Enhancing HVAC multivariable system performance through hybrid modeling and direct Nyquist Array control

Abstract

This study explores a closed-loop multivariable control system for HVAC systems. A hybrid distributed parameter-lumped model was developed using MATLAB’s System Identification Application, resulting in a transfer function matrix. The Direct Nyquist Array (DNA) control strategy was applied, dividing the HVAC system into two SISO loops, each equipped with PID controllers. Stability analysis confirmed system stability according to the Nyquist criterion. Simulation of the system under DNA control showed improved performance over the open-loop setup, with faster response times of nearly 1 s and overshoots between 7% and 15%, maintaining thermal comfort and occupant satisfaction. The system effectively managed ambient heat transfer variations, maintaining desired airflow rate and air temperature. The closed-loop setup exhibited robustness against disturbances, quickly returning to steady-state values.
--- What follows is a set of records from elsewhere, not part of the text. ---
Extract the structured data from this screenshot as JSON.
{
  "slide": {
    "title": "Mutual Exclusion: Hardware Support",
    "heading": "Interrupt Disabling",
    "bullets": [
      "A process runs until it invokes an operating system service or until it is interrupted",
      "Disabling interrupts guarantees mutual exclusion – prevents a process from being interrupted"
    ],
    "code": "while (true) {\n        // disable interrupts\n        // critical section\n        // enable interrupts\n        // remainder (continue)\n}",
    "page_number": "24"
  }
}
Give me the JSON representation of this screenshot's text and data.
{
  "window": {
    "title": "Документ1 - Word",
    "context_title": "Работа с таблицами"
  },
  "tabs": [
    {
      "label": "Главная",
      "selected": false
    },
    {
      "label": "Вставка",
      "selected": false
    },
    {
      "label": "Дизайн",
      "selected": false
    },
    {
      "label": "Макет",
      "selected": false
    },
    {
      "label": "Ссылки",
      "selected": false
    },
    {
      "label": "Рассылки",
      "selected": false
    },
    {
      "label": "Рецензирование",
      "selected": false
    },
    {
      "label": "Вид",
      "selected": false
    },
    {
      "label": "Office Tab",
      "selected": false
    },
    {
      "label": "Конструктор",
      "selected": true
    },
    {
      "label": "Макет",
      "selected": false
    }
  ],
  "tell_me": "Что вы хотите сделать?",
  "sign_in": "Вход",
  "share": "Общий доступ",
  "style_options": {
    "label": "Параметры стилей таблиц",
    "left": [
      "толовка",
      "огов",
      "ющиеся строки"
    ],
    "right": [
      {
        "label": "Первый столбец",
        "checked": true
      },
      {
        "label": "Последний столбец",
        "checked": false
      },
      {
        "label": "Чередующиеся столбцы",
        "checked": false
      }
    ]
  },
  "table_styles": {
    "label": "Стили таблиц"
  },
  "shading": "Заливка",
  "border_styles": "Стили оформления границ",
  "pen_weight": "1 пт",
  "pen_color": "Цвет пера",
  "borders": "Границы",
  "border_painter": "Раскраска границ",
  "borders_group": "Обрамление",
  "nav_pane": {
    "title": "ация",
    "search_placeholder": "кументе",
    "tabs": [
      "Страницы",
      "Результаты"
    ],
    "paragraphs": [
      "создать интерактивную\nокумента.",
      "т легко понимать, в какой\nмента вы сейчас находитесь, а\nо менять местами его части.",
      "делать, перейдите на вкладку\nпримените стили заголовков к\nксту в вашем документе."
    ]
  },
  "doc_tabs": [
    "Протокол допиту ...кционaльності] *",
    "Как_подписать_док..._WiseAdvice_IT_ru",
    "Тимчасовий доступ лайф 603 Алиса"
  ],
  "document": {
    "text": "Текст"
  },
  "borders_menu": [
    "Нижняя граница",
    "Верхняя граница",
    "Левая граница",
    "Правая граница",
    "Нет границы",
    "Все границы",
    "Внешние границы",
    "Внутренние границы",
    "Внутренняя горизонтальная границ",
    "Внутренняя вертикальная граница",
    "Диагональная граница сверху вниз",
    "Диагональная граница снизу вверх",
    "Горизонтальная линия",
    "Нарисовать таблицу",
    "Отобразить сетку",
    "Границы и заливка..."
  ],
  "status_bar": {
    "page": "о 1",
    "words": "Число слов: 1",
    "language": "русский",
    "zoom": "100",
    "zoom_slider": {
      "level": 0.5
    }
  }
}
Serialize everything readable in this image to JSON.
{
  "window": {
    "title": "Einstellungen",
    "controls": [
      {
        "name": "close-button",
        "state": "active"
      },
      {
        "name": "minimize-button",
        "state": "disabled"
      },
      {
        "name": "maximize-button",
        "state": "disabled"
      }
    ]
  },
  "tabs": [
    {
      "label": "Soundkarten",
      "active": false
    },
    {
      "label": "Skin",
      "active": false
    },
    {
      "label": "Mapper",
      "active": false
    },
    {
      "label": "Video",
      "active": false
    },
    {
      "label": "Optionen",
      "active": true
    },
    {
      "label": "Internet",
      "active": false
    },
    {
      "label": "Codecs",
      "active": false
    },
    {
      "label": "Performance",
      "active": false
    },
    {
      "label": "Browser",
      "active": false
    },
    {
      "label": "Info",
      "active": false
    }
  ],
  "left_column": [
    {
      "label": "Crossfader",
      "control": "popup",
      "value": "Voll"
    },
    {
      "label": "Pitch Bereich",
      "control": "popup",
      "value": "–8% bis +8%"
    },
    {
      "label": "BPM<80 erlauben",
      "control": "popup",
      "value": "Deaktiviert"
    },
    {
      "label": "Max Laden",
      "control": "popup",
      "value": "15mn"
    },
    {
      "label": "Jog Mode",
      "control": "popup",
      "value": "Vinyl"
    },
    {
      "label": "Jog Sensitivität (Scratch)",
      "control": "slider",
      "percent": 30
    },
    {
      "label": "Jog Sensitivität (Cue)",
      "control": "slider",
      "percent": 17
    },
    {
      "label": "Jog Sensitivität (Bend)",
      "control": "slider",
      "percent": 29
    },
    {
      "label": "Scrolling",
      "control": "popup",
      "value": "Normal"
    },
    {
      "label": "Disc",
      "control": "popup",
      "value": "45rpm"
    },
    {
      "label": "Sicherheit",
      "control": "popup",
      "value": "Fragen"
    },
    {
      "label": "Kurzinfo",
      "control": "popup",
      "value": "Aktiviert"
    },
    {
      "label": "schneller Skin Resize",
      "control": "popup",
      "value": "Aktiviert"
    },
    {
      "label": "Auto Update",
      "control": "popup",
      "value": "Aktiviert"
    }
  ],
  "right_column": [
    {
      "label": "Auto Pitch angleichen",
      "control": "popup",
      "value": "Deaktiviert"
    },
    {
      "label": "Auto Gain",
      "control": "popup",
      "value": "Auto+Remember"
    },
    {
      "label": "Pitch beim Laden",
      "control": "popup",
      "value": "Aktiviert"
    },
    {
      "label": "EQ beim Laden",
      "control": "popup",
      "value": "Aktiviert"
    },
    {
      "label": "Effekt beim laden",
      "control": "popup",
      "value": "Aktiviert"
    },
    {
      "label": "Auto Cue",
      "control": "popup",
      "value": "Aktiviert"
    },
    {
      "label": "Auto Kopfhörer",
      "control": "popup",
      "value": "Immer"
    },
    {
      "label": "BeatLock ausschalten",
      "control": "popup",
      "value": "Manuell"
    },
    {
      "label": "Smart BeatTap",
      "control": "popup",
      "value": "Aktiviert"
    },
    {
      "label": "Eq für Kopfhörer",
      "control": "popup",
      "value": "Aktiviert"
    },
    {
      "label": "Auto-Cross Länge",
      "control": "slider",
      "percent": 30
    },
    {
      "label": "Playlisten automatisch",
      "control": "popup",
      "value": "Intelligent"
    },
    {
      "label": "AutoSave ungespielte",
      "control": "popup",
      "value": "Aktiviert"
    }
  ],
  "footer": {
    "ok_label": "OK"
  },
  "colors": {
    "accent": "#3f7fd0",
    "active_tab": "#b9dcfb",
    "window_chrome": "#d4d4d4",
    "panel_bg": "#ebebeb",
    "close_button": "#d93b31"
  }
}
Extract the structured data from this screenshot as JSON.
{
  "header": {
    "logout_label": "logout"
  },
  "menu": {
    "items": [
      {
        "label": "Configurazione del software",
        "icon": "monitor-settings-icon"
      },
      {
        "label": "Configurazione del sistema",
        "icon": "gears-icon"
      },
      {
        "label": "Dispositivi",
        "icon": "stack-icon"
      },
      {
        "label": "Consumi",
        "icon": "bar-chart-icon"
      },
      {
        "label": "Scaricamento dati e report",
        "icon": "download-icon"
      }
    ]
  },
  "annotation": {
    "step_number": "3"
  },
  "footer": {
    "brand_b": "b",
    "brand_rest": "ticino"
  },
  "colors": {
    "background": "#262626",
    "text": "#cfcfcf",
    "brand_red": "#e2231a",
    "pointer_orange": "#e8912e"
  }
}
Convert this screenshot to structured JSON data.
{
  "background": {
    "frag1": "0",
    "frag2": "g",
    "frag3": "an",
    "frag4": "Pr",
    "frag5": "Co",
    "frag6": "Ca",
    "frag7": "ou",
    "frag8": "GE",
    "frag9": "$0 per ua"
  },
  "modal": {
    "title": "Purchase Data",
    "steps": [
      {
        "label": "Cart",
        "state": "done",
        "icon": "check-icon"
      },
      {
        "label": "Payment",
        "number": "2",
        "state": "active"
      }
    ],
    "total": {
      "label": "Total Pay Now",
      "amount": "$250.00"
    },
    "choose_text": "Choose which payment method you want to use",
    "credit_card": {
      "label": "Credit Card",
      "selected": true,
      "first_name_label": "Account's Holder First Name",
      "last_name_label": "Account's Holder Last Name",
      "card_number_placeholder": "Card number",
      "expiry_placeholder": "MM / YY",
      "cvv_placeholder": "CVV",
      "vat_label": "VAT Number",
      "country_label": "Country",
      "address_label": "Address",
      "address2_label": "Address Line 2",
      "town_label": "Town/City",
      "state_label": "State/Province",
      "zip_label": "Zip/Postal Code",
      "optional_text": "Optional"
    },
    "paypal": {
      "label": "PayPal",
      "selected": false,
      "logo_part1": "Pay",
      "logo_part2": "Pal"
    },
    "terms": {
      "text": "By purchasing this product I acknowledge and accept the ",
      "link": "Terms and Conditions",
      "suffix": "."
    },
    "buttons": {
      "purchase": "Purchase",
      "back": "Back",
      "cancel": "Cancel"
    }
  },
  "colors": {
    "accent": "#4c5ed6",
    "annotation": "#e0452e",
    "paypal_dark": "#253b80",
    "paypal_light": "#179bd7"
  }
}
Settling times ranged from 1 to 2 s with minimal impact on HVAC performance. Overall, the closed-loop multivariable DNA control with SISO PID controllers proved reliable for enhancing energy efficiency and thermal comfort in HVAC systems. Practical application This study provides a comprehensive framework for multivariable control in HVAC systems, significantly benefiting built environment professionals by enhancing energy efficiency and occupant comfort. By applying advanced control strategies, the research offers practical solutions for optimizing HVAC performance, reducing operational costs, and ensuring sustainability in building management. The detailed analysis and methodologies presented can be directly implemented to improve system reliability and responsiveness, thereby supporting professionals in creating smarter, more resilient, and environmentally friendly built environments.